Tras el cristal, en las noches más largas que anteceden el invierno, la pequeña lámpara sobre el folio en blanco o la claridad magnética que proyecta la pantalla del ordenador atestiguan una soledad que, quizá, alguna vez sea compartida. De repente, todo lo que parecía superfluo se convierte en trascendente; todo lo que se pensaba con fluidez, ahora se retuerce entre los renglones como una condena predicha; toda la tranquilidad es ahora tensión adherida a los huesos, a la piel, a los párpados exhaustos.
La habitación parece menos acogedora y los libros –entreabiertos- se dispersan por el suelo, por los muebles, como páginas revueltas tras haber buscado la frase definitiva, el grabado exacto que sirva de inspiración, la foto –revivida en la memoria- que sirvió alguna vez como punto de lectura. Es un micro universo. Fuera, silencio. Dentro, los pensamientos se deslizan y aceleran buscando la conexión narrativa que dé inicio a la historia que nunca se atrevió a contar. Mientras la temperatura glacial posa su manto, dejándolo caer sobre la expectativa intacta que espera otro amanecer.

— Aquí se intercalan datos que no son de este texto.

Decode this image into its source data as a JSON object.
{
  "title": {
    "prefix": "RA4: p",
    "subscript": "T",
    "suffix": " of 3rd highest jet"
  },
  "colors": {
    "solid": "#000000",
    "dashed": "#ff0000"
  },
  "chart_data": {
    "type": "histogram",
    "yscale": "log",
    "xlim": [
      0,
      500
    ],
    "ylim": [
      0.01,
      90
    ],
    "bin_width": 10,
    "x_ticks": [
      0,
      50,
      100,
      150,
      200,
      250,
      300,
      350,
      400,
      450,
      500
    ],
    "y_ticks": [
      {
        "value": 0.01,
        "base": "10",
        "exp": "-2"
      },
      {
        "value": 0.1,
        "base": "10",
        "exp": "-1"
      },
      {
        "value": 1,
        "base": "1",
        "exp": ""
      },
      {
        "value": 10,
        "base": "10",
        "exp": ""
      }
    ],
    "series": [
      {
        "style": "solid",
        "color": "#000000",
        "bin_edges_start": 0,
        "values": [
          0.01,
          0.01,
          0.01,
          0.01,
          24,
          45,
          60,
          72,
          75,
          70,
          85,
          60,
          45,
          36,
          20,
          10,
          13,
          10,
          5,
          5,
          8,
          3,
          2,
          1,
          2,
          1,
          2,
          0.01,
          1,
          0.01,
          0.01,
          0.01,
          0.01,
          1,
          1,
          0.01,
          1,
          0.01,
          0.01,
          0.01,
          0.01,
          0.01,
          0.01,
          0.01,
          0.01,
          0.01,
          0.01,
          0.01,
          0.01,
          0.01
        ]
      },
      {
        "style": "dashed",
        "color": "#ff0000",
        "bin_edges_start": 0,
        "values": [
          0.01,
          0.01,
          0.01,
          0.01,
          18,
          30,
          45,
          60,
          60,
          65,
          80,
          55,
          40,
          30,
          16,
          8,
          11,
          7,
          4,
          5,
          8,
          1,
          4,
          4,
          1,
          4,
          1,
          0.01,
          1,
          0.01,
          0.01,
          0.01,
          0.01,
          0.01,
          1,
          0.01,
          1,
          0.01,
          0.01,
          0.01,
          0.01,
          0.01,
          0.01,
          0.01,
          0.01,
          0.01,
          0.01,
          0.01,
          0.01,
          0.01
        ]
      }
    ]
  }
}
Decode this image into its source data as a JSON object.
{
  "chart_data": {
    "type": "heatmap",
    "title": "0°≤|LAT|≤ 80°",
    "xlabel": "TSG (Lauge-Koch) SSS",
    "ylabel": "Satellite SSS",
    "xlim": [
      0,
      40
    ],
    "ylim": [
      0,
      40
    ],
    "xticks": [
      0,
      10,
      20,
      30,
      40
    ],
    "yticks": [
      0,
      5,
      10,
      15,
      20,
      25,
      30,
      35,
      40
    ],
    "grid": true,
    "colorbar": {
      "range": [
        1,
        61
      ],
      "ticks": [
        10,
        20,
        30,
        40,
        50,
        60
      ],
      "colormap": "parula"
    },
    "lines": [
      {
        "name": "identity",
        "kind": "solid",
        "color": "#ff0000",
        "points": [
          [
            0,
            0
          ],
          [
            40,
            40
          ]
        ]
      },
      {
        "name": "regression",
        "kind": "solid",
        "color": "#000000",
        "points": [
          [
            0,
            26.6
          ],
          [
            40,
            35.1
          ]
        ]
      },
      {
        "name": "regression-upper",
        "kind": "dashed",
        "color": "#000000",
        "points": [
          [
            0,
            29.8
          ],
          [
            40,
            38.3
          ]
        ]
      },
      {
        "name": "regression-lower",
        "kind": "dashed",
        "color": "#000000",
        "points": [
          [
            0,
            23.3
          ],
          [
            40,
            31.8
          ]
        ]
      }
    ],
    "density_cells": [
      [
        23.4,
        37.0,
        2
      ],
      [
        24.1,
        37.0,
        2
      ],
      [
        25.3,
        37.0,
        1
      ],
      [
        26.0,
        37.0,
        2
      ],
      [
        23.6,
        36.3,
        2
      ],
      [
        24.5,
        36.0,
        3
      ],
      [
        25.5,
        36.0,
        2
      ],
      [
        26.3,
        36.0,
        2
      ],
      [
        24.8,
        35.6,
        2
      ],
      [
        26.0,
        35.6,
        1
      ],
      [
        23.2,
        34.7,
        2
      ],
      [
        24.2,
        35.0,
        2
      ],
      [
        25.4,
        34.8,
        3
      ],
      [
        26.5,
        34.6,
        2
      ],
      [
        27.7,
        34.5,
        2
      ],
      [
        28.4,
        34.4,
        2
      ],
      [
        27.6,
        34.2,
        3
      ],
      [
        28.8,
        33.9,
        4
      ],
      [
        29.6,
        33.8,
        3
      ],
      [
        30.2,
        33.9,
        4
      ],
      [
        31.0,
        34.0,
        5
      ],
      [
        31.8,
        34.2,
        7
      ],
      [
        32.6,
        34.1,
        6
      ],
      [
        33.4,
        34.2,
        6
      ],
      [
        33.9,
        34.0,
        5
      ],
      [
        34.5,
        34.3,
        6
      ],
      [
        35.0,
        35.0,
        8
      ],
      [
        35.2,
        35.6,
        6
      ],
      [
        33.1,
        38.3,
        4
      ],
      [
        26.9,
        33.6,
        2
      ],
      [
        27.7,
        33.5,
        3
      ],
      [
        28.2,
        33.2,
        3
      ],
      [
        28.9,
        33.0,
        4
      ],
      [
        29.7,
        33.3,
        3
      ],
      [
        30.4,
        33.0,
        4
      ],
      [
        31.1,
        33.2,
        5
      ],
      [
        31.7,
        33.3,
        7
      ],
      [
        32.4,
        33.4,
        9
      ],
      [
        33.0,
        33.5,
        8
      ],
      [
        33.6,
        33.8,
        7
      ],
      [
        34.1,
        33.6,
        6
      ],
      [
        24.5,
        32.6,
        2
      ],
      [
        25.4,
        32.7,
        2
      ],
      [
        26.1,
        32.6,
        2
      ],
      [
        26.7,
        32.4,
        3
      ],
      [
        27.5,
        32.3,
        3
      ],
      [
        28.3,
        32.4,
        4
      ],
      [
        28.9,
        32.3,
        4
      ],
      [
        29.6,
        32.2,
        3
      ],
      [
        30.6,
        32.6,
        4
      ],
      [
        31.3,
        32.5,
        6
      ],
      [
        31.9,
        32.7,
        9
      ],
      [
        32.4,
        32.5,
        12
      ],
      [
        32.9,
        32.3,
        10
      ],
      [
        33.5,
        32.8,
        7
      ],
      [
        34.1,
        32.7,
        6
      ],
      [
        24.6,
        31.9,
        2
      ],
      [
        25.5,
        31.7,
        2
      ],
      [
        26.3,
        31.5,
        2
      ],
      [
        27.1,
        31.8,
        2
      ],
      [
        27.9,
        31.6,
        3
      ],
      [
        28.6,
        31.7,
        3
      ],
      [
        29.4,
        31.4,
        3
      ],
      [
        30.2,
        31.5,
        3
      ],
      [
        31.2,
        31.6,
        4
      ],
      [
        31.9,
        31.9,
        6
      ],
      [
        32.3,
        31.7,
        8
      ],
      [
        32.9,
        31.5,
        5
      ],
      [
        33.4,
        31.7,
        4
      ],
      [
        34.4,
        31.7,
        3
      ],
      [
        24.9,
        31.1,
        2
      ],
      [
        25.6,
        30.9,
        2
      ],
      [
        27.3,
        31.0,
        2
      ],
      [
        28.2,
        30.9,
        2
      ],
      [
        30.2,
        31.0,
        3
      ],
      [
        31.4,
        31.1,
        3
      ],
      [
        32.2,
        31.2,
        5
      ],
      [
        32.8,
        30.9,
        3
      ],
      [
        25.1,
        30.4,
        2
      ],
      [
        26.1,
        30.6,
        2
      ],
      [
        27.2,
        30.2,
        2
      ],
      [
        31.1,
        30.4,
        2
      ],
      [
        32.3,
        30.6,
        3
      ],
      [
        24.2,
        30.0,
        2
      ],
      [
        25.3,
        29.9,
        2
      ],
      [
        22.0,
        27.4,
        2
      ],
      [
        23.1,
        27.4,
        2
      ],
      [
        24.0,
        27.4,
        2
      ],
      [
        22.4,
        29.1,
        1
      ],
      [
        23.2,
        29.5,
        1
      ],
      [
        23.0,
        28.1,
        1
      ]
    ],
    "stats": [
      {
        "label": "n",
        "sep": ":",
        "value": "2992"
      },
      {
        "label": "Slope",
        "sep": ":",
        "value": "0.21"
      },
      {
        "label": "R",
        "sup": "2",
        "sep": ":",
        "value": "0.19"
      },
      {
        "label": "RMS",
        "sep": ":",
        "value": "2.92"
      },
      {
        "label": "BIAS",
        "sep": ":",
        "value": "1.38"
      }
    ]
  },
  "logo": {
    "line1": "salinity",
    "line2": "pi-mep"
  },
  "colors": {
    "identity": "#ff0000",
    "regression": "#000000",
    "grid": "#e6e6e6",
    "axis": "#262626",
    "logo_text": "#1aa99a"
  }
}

A mitad de un recuerdo, una frase cobra la cadencia musical de la prosa que busca verse culminada en el verso. Y la composición relata un instante de la infancia, un momento adolescente, un presente que deja de serlo a cada segundo. Las palabras se autoconstruyen en párrafos que recorren los sentidos, lo más profundo, lo que sólo se cuenta como un susurro en esas noches que se preparan para la estación. La Candelaria aguarda su momento y David recorre la memoria de cada madrugada, dispuesto para exaltarlo.